Ein ähnliches Beispiel ist die Bürgernähe. Unsere ehrenamtlichen Entscheidungsträger wollen mitbestimmen. Da werden richtig Diskussionen geführt. Wir könnten wesentlich effektiver sein, wenn es keine ehrenamtlichen Mitbestimmerinnen und Mitbestimmer mehr gebe und wir als Verwaltung alles allein machen könnten. Aber wollen wir das überhaupt? Nein, wollen wir nicht. Wir wollen Mitbestimmer, wir wollen Demokratie. Bei einer Großkommune würde die Bürgernähe definitiv verlorengehen. Man könnte eventuell Zeit sparen, indem der Bürgermeister eben nicht mehr auf den 90. Geburtstag eines Bürgers seiner Kommune geht und nicht mehr gratuliert. Muss das sein? Darüber kann man diskutieren. Aber gerade in diesen Gesprächen, die immer mal wieder 60 Minuten Zeit in Anspruch nehmen, kriege ich doch viel mehr mit, von dem, was in meiner Kommune passiert, von dem, was die Bürger in meiner Kommune beschäftigt, danach kann ich agieren und gewisse Entscheidungen treffen. Die Bürgernähe, die Menschlichkeit – dies würde alles verlorengehen. Wenn wir hier eine Arbeitslosigkeit hätten, von 8- bis 10 Prozent, die Unternehmen leer stehen würden, die Gebäude leer stehen würden, dann könnte die Großstadt eventuell dahingehend ein Strohhalm sein, dass man sagt, da klammert man sich jetzt dran, mit dem Kalkül, vielleicht bekommen wir im bundesweiten Wettbewerb eine bessere Situation für unsere Kommune hin. Aber das Gegenteil ist der Fall. Wir haben Vollbeschäftigung. Unsere Bauplätze sind voll, unsere Gewerbeflächen sind voll. Wir können nicht noch weiterwachsen, wenn nicht das Drumherum mitmacht. Und die Landwirte machen nicht mit, weil sie zu Recht sagen: Wir sind Familienbetriebe! Wir ernähren Euch! Es geht schon. Wir bekommen das ganz gut hin.

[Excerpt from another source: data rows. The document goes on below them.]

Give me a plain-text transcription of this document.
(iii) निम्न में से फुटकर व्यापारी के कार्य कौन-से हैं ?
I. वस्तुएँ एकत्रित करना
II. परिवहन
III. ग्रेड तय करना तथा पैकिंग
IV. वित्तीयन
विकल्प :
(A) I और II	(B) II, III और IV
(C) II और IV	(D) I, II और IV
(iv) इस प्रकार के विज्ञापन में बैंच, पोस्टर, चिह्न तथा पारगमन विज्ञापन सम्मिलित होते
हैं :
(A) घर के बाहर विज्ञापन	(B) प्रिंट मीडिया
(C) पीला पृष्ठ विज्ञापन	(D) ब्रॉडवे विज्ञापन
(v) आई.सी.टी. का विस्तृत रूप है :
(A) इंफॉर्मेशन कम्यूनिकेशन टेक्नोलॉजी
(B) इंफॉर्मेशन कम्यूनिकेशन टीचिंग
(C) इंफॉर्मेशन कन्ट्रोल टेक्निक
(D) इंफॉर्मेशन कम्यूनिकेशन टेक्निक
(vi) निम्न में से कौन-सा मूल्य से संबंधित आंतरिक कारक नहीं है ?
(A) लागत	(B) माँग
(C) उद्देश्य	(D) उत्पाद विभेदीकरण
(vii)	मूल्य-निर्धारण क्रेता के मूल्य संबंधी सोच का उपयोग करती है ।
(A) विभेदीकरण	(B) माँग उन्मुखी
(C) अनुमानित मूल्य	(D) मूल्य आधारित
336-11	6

Wir haben in Künzell ganz viele, gut funktionierende Familienbetriebe, die können wir nicht enteignen und das wollen wir auch gar nicht. Momentan ist es so, dass die Landwirte auf die Politik auch gar nicht gut zu sprechen sind, weil sie immer wieder Flächen fordern. Es tut mir leid – liebe Landwirte -, aber ich muss sie leider fordern! Es gibt die Themen Hochwasserschutz, Wohnbauentwicklung, Gewerbeentwicklung, … – die Anfragen bestehen, aber es geht nur auf freiwilliger Basis! Wenn einer der landwirtschaftlichen Betriebe mal sagen würde: Ich ziehe mich aus familiären, aus gesundheitlichen oder sonstigen Gründen zurück! – dann könnte man vielleicht anderen wiederum helfen, … – ein Karussell in Gang bringen… –  und dann vernünftige Infrastrukturmaßnahmen umsetzen, aber das fehlt momentan.“

fuldainfo.de: Hat man in der Vergangenheit womöglich Fehler begangen? Haben die Kommunen zu wenig Flächen gekauft, in der Zeit, in der es ihnen noch möglich war?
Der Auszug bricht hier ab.